Dies ist eine der vielen, beinahe unglaublichen und tragischen Geschichten um den Osteraufstand in Irland 1916.

Wer war Roger Casement?

Als britischer Konsul in Afrika zu Anfang des 20. Jahrhunderts prangerte er mehrfach die Unterdrückung der Eingeborenen, auch durch Engländer, an. Das selbe tat er ein paar Jahre später in Südamerika und wurde dafür zum Ritter geschlagen. Dann wandte er sich seinem eigenen Land zu – Irland.

Nebenberuflich war er auch homosexuell, hielt dies aber aus Vorsicht um sein Ansehen so geheim wie möglich.
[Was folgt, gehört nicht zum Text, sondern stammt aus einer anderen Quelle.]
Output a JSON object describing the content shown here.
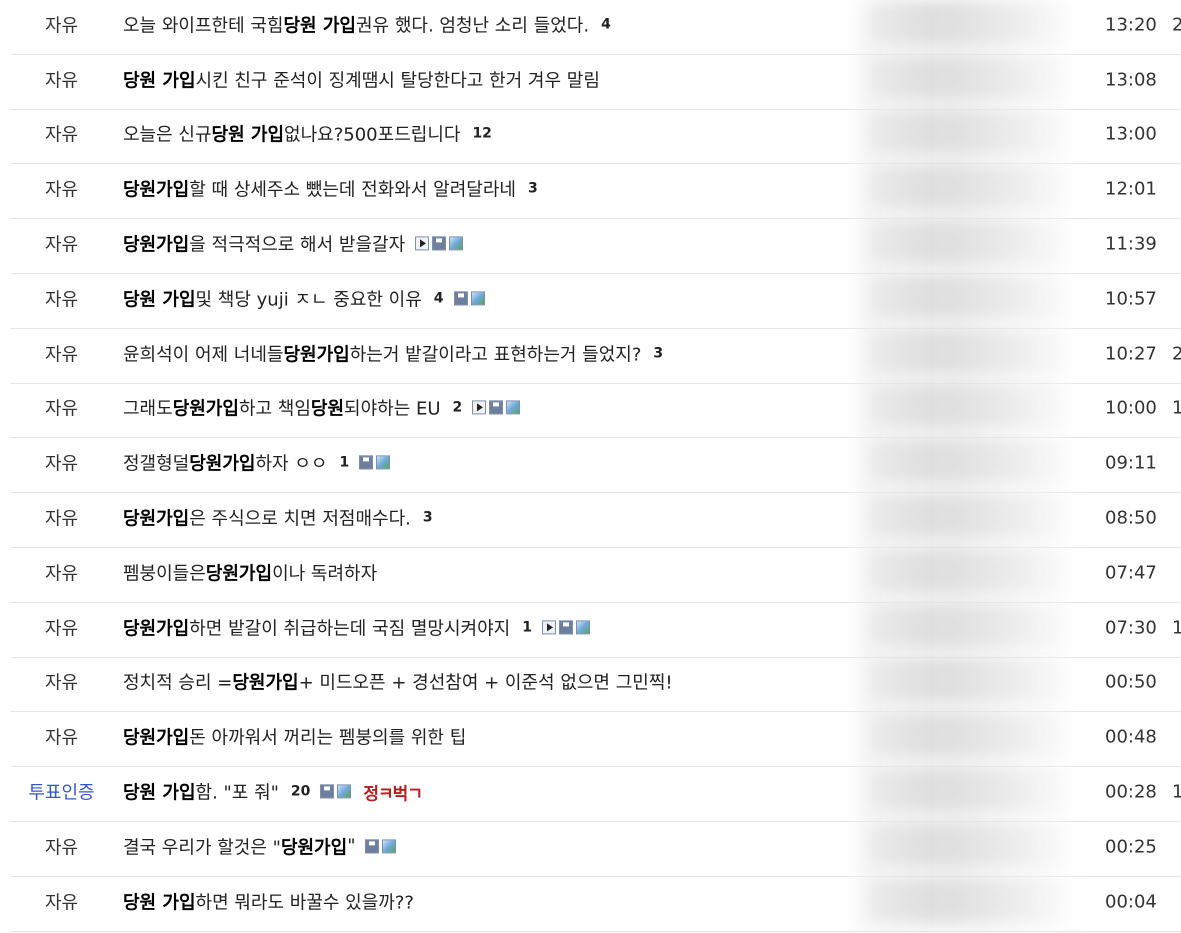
{
  "posts": [
    {
      "category": "자유",
      "title": [
        {
          "t": "오늘 와이프한테 국힘 ",
          "b": false
        },
        {
          "t": "당원 가입",
          "b": true
        },
        {
          "t": " 권유 했다. 엄청난 소리 들었다.",
          "b": false
        }
      ],
      "comments": "4",
      "icons": [],
      "time": "13:20",
      "extra": "2"
    },
    {
      "category": "자유",
      "title": [
        {
          "t": "당원 가입",
          "b": true
        },
        {
          "t": "시킨 친구 준석이 징계땜시 탈당한다고 한거 겨우 말림",
          "b": false
        }
      ],
      "comments": "",
      "icons": [],
      "time": "13:08",
      "extra": ""
    },
    {
      "category": "자유",
      "title": [
        {
          "t": "오늘은 신규",
          "b": false
        },
        {
          "t": "당원 가입",
          "b": true
        },
        {
          "t": " 없나요?500포드립니다",
          "b": false
        }
      ],
      "comments": "12",
      "icons": [],
      "time": "13:00",
      "extra": ""
    },
    {
      "category": "자유",
      "title": [
        {
          "t": "당원가입",
          "b": true
        },
        {
          "t": "할 때 상세주소 뺐는데 전화와서 알려달라네",
          "b": false
        }
      ],
      "comments": "3",
      "icons": [],
      "time": "12:01",
      "extra": ""
    },
    {
      "category": "자유",
      "title": [
        {
          "t": "당원가입",
          "b": true
        },
        {
          "t": "을 적극적으로 해서 받을갈자",
          "b": false
        }
      ],
      "comments": "",
      "icons": [
        "play-icon",
        "disk-icon",
        "image-icon"
      ],
      "time": "11:39",
      "extra": ""
    },
    {
      "category": "자유",
      "title": [
        {
          "t": "당원 가입",
          "b": true
        },
        {
          "t": " 및 책당 yuji ㅈㄴ 중요한 이유",
          "b": false
        }
      ],
      "comments": "4",
      "icons": [
        "disk-icon",
        "image-icon"
      ],
      "time": "10:57",
      "extra": ""
    },
    {
      "category": "자유",
      "title": [
        {
          "t": "윤희석이 어제 너네들 ",
          "b": false
        },
        {
          "t": "당원가입",
          "b": true
        },
        {
          "t": "하는거 밭갈이라고 표현하는거 들었지?",
          "b": false
        }
      ],
      "comments": "3",
      "icons": [],
      "time": "10:27",
      "extra": "2"
    },
    {
      "category": "자유",
      "title": [
        {
          "t": "그래도 ",
          "b": false
        },
        {
          "t": "당원가입",
          "b": true
        },
        {
          "t": "하고 책임",
          "b": false
        },
        {
          "t": "당원",
          "b": true
        },
        {
          "t": " 되야하는 EU",
          "b": false
        }
      ],
      "comments": "2",
      "icons": [
        "play-icon",
        "disk-icon",
        "image-icon"
      ],
      "time": "10:00",
      "extra": "1"
    },
    {
      "category": "자유",
      "title": [
        {
          "t": "정갤형덜 ",
          "b": false
        },
        {
          "t": "당원가입",
          "b": true
        },
        {
          "t": "하자 ㅇㅇ",
          "b": false
        }
      ],
      "comments": "1",
      "icons": [
        "disk-icon",
        "image-icon"
      ],
      "time": "09:11",
      "extra": ""
    },
    {
      "category": "자유",
      "title": [
        {
          "t": "당원가입",
          "b": true
        },
        {
          "t": "은 주식으로 치면 저점매수다.",
          "b": false
        }
      ],
      "comments": "3",
      "icons": [],
      "time": "08:50",
      "extra": ""
    },
    {
      "category": "자유",
      "title": [
        {
          "t": "펨붕이들은 ",
          "b": false
        },
        {
          "t": "당원가입",
          "b": true
        },
        {
          "t": "이나 독려하자",
          "b": false
        }
      ],
      "comments": "",
      "icons": [],
      "time": "07:47",
      "extra": ""
    },
    {
      "category": "자유",
      "title": [
        {
          "t": "당원가입",
          "b": true
        },
        {
          "t": "하면 밭갈이 취급하는데 국짐 멸망시켜야지",
          "b": false
        }
      ],
      "comments": "1",
      "icons": [
        "play-icon",
        "disk-icon",
        "image-icon"
      ],
      "time": "07:30",
      "extra": "1"
    },
    {
      "category": "자유",
      "title": [
        {
          "t": "정치적 승리 = ",
          "b": false
        },
        {
          "t": "당원가입",
          "b": true
        },
        {
          "t": " + 미드오픈 + 경선참여 + 이준석 없으면 그민찍!",
          "b": false
        }
      ],
      "comments": "",
      "icons": [],
      "time": "00:50",
      "extra": ""
    },
    {
      "category": "자유",
      "title": [
        {
          "t": "당원가입",
          "b": true
        },
        {
          "t": " 돈 아까워서 꺼리는 펨붕의를 위한 팁",
          "b": false
        }
      ],
      "comments": "",
      "icons": [],
      "time": "00:48",
      "extra": ""
    },
    {
      "category": "투표인증",
      "title": [
        {
          "t": "당원 가입",
          "b": true
        },
        {
          "t": "함. \"포 줘\"",
          "b": false
        }
      ],
      "comments": "20",
      "icons": [
        "disk-icon",
        "image-icon"
      ],
      "badge": "정ㅋ벅ㄱ",
      "time": "00:28",
      "extra": "1"
    },
    {
      "category": "자유",
      "title": [
        {
          "t": "결국 우리가 할것은 \"",
          "b": false
        },
        {
          "t": "당원가입",
          "b": true
        },
        {
          "t": "\"",
          "b": false
        }
      ],
      "comments": "",
      "icons": [
        "disk-icon",
        "image-icon"
      ],
      "time": "00:25",
      "extra": ""
    },
    {
      "category": "자유",
      "title": [
        {
          "t": "당원 가입",
          "b": true
        },
        {
          "t": "하면 뭐라도 바꿀수 있을까??",
          "b": false
        }
      ],
      "comments": "",
      "icons": [],
      "time": "00:04",
      "extra": ""
    }
  ],
  "colors": {
    "vote_category": "#3355cc",
    "badge": "#b81c1c",
    "divider": "#e6e6e6"
  }
}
Seine Homosexualität wurde später durch seine Tagebücher bekannt, was unter anderem den amerikanischen Präsidenten davon abhielt, sich für ihn zu verwenden.

Der erste Waffenschmuggel

Juli 1914. Casement befand sich in den USA in Kontakt mit der dortigen irischen Separatistenbewegung, dem Clan na Gael, und wartete auf eine Erfolgsmeldung einer von ihm finanzierten und organisierten Waffenschmuggeloperation. Die Waffen kamen auf abenteuerlichen (und inoffiziellen) Wegen auf zwei Schiffen aus Deutschland und wurden in Howth bei Dublin am hellichten Tag an Land gebracht. Es kam zu blutigen Ausschreitungen zwischen den erfolglos ausgesandten nervösen Soldaten und der feixenden Dubliner Bevölkerung.

Beginn des Weltkrieges – England’s difficulty is Ireland’s opportunity

August 1914. Casement feierte in New York den Kriegseintritt Englands.
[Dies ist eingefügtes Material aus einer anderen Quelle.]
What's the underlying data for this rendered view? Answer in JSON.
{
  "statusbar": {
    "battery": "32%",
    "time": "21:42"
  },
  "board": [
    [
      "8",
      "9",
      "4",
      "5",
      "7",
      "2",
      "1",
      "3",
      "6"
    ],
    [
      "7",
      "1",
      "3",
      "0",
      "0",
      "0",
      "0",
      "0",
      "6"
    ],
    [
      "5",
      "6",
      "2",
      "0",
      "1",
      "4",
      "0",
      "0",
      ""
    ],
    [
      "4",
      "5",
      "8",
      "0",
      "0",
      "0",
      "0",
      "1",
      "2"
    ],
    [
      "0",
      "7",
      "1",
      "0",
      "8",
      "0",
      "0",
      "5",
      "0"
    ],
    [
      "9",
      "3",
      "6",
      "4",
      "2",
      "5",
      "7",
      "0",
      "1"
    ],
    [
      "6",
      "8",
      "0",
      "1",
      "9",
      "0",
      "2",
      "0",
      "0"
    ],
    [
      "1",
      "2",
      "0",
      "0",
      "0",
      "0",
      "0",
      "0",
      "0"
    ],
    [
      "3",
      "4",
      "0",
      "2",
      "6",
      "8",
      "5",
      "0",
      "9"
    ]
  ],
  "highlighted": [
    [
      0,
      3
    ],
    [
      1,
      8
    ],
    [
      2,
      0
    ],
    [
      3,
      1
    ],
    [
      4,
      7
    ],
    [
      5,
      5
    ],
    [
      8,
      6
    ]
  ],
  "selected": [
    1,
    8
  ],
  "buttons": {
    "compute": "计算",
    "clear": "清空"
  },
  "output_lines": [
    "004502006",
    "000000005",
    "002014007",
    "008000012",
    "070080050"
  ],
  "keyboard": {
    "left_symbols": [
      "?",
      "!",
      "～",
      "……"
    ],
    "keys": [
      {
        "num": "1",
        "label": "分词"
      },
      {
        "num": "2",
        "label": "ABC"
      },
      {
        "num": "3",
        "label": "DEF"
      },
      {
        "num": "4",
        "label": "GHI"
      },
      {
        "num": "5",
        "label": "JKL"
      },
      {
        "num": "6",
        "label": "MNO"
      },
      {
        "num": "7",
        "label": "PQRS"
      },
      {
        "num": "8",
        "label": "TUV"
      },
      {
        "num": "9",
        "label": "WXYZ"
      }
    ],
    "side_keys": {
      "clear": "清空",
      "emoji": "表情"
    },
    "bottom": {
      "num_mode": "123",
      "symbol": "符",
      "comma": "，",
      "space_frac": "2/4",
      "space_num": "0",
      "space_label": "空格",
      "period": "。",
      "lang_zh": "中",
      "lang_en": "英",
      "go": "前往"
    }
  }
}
John Redmond, Führer der irischen Nationalisten im Londoner Unterhaus, sprach sich dafür aus, die Engländer im Krieg gegen Deutschland zu unterstützen. Auch die irischen Amerikaner waren dafür. Das machte das Sammeln von Spendengeldern für Irland nicht gerade leichter, auch weil die Radikaleren nicht einsahen, warum sie für Leute, die „die Dreckarbeit für England“ machten, Geld spenden sollten.

Casement entschied sich, nach Deutschland zu fahren, um dort um Militärhilfe zu bitten, zum Beispiel, indem man ihn aus irischen Kriegsgefangenen eine irische Brigade bilden ließ. Er begeisterte den deutschen Botschafter für sein Vorhaben und schrieb einen Brief an den deutschen Kaiser, um ihn auf die Probleme Irlands aufmerksam zu machen. Darin legte er auch die Vorteile einer Schwächung Englands durch eine Stärkung Irlands dar.
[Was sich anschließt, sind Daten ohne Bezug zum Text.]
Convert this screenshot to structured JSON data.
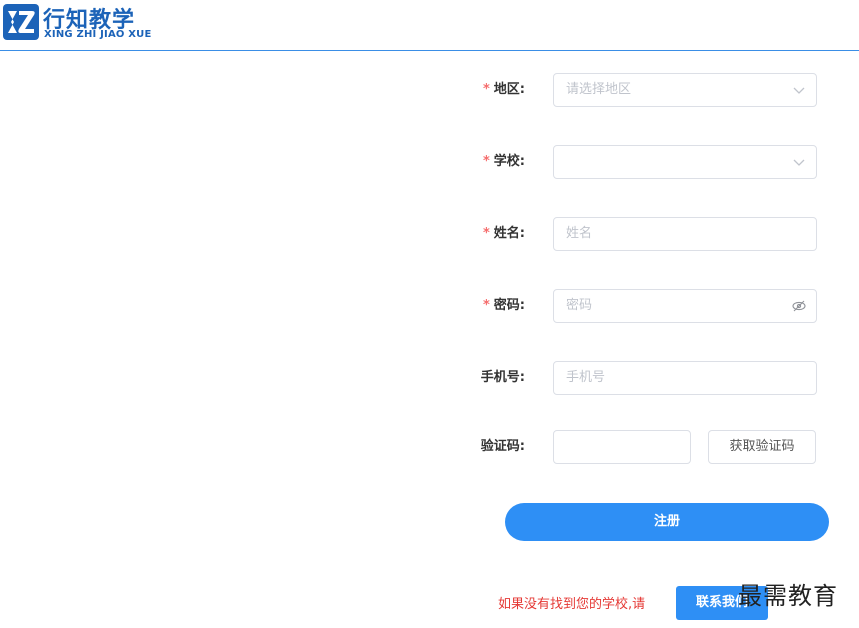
{
  "header": {
    "brand_name": "行知教学",
    "brand_subtitle": "XING ZHI JIAO XUE"
  },
  "form": {
    "region": {
      "label": "地区:",
      "required": true,
      "placeholder": "请选择地区",
      "icon": "chevron-down-icon"
    },
    "school": {
      "label": "学校:",
      "required": true,
      "placeholder": "",
      "icon": "chevron-down-icon"
    },
    "name": {
      "label": "姓名:",
      "required": true,
      "placeholder": "姓名"
    },
    "password": {
      "label": "密码:",
      "required": true,
      "placeholder": "密码",
      "icon": "eye-off-icon"
    },
    "phone": {
      "label": "手机号:",
      "required": false,
      "placeholder": "手机号"
    },
    "code": {
      "label": "验证码:",
      "required": false,
      "placeholder": "",
      "button_label": "获取验证码"
    },
    "required_mark": "*"
  },
  "actions": {
    "submit_label": "注册",
    "notice": "如果没有找到您的学校,请",
    "contact_label": "联系我们"
  },
  "watermark": "最需教育",
  "colors": {
    "primary": "#2e8ff5",
    "brand": "#1c63b8",
    "required": "#f56c6c",
    "notice": "#e53935"
  }
}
Da die Engländer bereits kurz nach Beginn des Krieges in den Besitz der deutschen Kommunikations-Codes gelangt waren und die deutschen Transatlantik-Telegraphen-Kabel gekappt hatten, konnten sie jede Funkmitteilung abhören und erfuhren so auch vom Vorhaben Casements.

Nach Deutschland

Oktober 1914. Auf abenteuerlichen Wegen – und immer unter den Augen des englischen Geheimdienstes – gelangte Casement nach Deutschland. Er war überzeugt, dass es sehr leicht wäre, irische Kriegsgefangene für seine Sache zu gewinnen. Die Deutschen fanden das auch.

Im November verkündete der deutsche Kanzler auf Anraten Casements, dass die Deutschen im Falle einer Invasion Irlands nicht als Feinde auftreten würden. Der Clan na Gael in Amerika war begeistert, aber die Engländer erfuhren auch davon.

Die irische Brigade

Dezember 1914. Casement sprach zum ersten Mal zu irischen Kriegsgefangenen in Limburg. Diese trauten ihren Ohren nicht. Er sprach von der (ersten) Irischen Brigade, in der 300 Iren im Burenkrieg gegen England gekämpft hatten, und warb um Freiwillige.

Es meldete sich nicht ein einziger. Keiner, der im Kriege gewesen war und Kameraden sterben gesehen hatte, wollte sich mit den Deutschen verbünden. Sie hielten das Ganze für einen Versuch der Deutschen, sie zum Überlaufen zu bewegen.

Die anhaltenden Rückschläge begannen, sich auf Casements Gesundheit auszuwirken, und er verlor langsam seine Urteilsfähigkeit sowie das Vertrauen der Amerikaner. Er zog in ein Sanatorium im Berliner Grunewald.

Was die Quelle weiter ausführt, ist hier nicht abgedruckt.